Caught up in intricate mechanisms, these parasites hopped from one organism to another at different stages of their life cycles, migrating from intestines to lungs, hearts, or brains, sometimes reprogramming the behavior of their hosts. Such was the case with T. gondii , cousin of T. hermeticus , which made rodents act irrationally, drawing them toward the smell of cat urine, compelling them to flirt with disaster until they were devoured by felines, who caught the bug and spread it through their droppings, thus repeating the cycle.

Though T. gondii had evolved in a cat/rat system, it also infected humans, causing them to undergo personality changes — becoming more neurotic, more obsessive, and, even stranger, enacting more traditional gender roles. Suffering slower reaction times, they became more accident-prone. They had trouble concentrating. Some positive-testing males demonstrated a disregard for convention and indulged in risky behaviors. Scientists were even linking the bug to schizophrenia. Unlike the rat, the human host served no discernible purpose for the protozoan (unless the host was devoured by a large cat). As far as researchers knew, Homo sapiens was an evolutionary dead end for T. gondii , which infected about 16.8 percent of the American population.

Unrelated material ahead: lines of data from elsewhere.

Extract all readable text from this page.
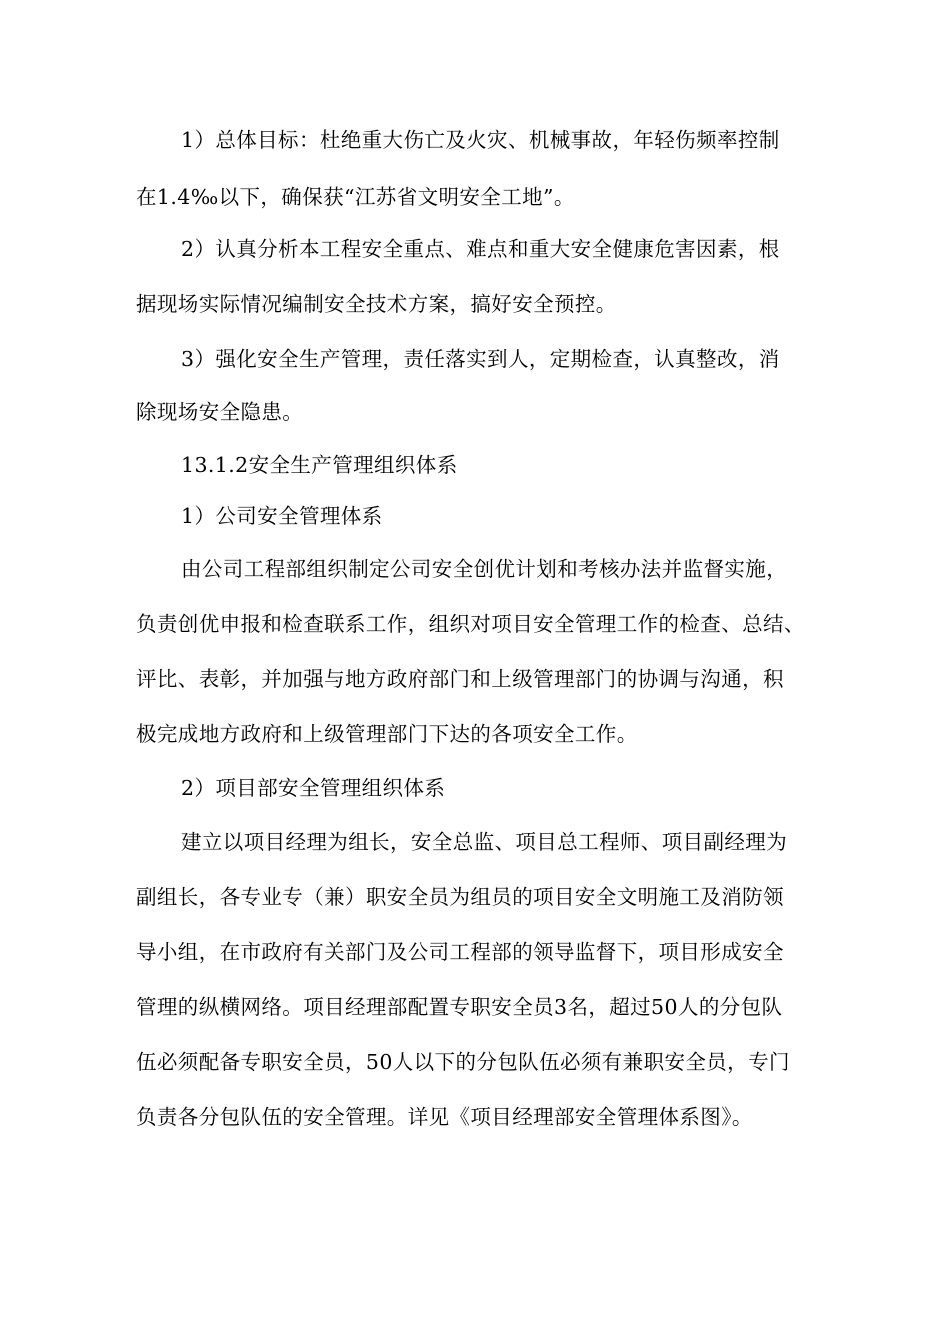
1）总体目标：杜绝重大伤亡及火灾、机械事故，年轻伤频率控制
在1.4‰以下，确保获“江苏省文明安全工地”。
2）认真分析本工程安全重点、难点和重大安全健康危害因素，根
据现场实际情况编制安全技术方案，搞好安全预控。
3）强化安全生产管理，责任落实到人，定期检查，认真整改，消
除现场安全隐患。
13.1.2安全生产管理组织体系
1）公司安全管理体系
由公司工程部组织制定公司安全创优计划和考核办法并监督实施，
负责创优申报和检查联系工作，组织对项目安全管理工作的检查、总结、
评比、表彰，并加强与地方政府部门和上级管理部门的协调与沟通，积
极完成地方政府和上级管理部门下达的各项安全工作。
2）项目部安全管理组织体系
建立以项目经理为组长，安全总监、项目总工程师、项目副经理为
副组长，各专业专（兼）职安全员为组员的项目安全文明施工及消防领
导小组，在市政府有关部门及公司工程部的领导监督下，项目形成安全
管理的纵横网络。项目经理部配置专职安全员3名，超过50人的分包队
伍必须配备专职安全员，50人以下的分包队伍必须有兼职安全员，专门
负责各分包队伍的安全管理。详见《项目经理部安全管理体系图》。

But T. hermeticus was a different animal, a mutant variation of the T. gondii species. So far, only a dozen teenaged humans throughout the United States had tested positive in serologic tests for T. hermeticus antibodies. And though they had ingested the protozoan the usual ways (via undercooked meat, contaminated soil, or cat dung), their responses to the infection were beginning to form a distinct pattern. Over the past two months, Beth had personally investigated ten cases in hot, humid regions of the United States, all of them ending in hospitalizations due to toxic-metabolic encephalopathic coma. It was not clear whether this was the normal upshot of T. hermeticus infection or whether these extreme cases were the only ones that had been medically documented.